Cumbres borrascosas

“Cumbres borrascosas” (“Wuthering heights”) y la personalidad de Emily Brontë por  en Artesycosas.com (22/09/2012)

En 1847 se publica Wuthering Heights’ –Cumbres borrascosas– de Emily Jane Brontë, hermana intermedia entre las otras dos novelistas -Anne y Charlotte-, y perteneciente a una familia inglesa de escritores. Su padre y su hermano también lo eran. La bondad del éxito, no inminente, de esta novela es que está escrita por Ellis Bell, pseudónimo de Emiliy B. Su virtualidad, la separación de la novela victoriana, porque su trabajo carece de precursores y también de escuela posterior de incondicionales. Lo que subyace en Cumbres borrascosas no es algo que pueda precisarse mediante un examen o estudio, sencillamente porque es resultado de la personalidad de su autora que con 29 años ve editada, por fin, su única novela. Al año siguiente Emily muere, acabando con ella la posibilidad de una mujer literata y literaria que también había sido poeta con unos versos tupidos y pulidos, enérgicos y originales, y cuya polifonía peculiar y exclusiva no dejaba de ser indómita, apesadumbrada y eminente. Como era ella, inflexible para sí y compasiva con los demás.

Que esta novela sea creativa no la atribuye solo que sea buena. Su belleza, su poesía, consiste en la unión atípica de lo que es acostumbrado y habitual con lo que nos impresiona porque es brutal y salvaje. (…)

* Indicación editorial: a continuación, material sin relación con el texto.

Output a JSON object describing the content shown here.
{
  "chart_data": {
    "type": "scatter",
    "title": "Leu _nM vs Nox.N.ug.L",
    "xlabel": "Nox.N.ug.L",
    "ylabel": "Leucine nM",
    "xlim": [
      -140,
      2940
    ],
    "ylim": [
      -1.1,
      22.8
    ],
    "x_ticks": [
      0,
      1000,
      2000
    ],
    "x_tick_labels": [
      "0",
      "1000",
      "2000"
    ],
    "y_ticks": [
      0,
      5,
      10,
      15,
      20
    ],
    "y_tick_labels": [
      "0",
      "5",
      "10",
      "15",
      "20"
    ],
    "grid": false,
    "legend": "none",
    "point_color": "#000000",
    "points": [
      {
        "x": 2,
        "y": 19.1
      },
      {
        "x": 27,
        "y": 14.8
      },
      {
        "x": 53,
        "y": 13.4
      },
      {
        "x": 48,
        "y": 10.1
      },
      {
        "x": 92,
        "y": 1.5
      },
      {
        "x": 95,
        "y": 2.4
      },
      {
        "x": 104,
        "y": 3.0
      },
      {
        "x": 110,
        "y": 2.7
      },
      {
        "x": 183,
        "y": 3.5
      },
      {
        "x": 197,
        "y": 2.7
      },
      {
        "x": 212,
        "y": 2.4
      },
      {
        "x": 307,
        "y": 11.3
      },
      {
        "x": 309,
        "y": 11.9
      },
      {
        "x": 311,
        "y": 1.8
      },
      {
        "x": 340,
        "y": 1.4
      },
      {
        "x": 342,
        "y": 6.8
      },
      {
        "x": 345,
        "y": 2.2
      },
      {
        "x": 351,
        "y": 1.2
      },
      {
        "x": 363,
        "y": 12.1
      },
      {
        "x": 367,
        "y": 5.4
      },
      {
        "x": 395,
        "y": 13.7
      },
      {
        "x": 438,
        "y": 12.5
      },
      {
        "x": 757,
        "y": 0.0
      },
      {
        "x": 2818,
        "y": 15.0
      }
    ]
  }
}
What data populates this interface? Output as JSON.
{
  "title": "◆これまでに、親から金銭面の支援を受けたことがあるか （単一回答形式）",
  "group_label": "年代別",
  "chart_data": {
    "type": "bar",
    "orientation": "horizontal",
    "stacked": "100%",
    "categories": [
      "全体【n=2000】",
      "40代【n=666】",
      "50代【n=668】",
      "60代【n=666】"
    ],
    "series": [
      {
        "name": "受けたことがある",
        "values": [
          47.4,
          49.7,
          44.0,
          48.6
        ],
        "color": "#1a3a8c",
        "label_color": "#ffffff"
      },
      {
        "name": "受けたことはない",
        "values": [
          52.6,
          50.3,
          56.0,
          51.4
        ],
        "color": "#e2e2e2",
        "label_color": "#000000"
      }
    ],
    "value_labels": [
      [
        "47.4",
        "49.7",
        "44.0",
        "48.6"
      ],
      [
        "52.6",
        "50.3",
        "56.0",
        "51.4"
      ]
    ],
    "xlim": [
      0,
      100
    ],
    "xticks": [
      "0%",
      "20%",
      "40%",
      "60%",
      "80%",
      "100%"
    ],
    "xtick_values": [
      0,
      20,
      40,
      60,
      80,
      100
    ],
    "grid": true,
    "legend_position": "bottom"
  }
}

Emily parece moverse bien en los páramos del norte y conoce a la perfección las bárbaras y despiadadas galernas que los castigan. La novela cae pesadamente en los lectores victorianos, que se asombran e incluso se conmocionan ante sus escenarios y protagonistas. Se trataba de un período de tiempo en que las relaciones con los del norte aún estaban subordinadas a los carruajes y a las postas, con lo que llevaba consigo de torpeza sobre cómo podían vivir los ingleses de los lugares aislados del país. Era notorio. Nuestra escritora asimismo va a romper con la tradición sentimentalista ante la muerte de los niños de las que hablábamos más arriba. Las muertes en Cumbres no son lentas. Son impetuosas y no gozande sensiblería.

En cuanto a la construcción de la trama de la novela, Emily Brontë separa dicotomicamente dos mundos representados por los habitantes de dos granjas, la Granja de los Tordos, asentada en la campiña y propiedad de los Linton, y Cumbres borrascosas, la Granja de Earnshaw, llamada de esa manera por su emplazamiento (‘cumbres’) y por su ubicación climática. A los lectores de la novela no les es difícil hallar en dichos nombres otras metáforas, más allá de sus realidades físicas o geográficas. En la primera, a diferencia de la última, hay pájaros, es decir, es un lugar aparentemente feliz, aunque por otra parte me atrevería a abundar más. ‘Tordo’ tiene también el significado en castellano de torpe o tonto. Sea como sea la cosa, sospecho que la escritora no utiliza ese nombre como el adjetivo que podemos utilizar nosotros porque no creo que en la lengua inglesa se encuentre esa acepción; sin embargo, el lector hispanohablante no tiene por qué desechar ese significado, toda vez que las lenguas tienen esa virtualidad. Respecto a la siguiente granja, que es el escenario principal de la novela, si seguimos con la relación de los pájaros, en sentido griego también pudiera haberse llamado ‘Cumbres del averno’, lugar sin pájaros, y todos los sinónimos de averno: abismo, tinieblas, castigo, perdición, etc.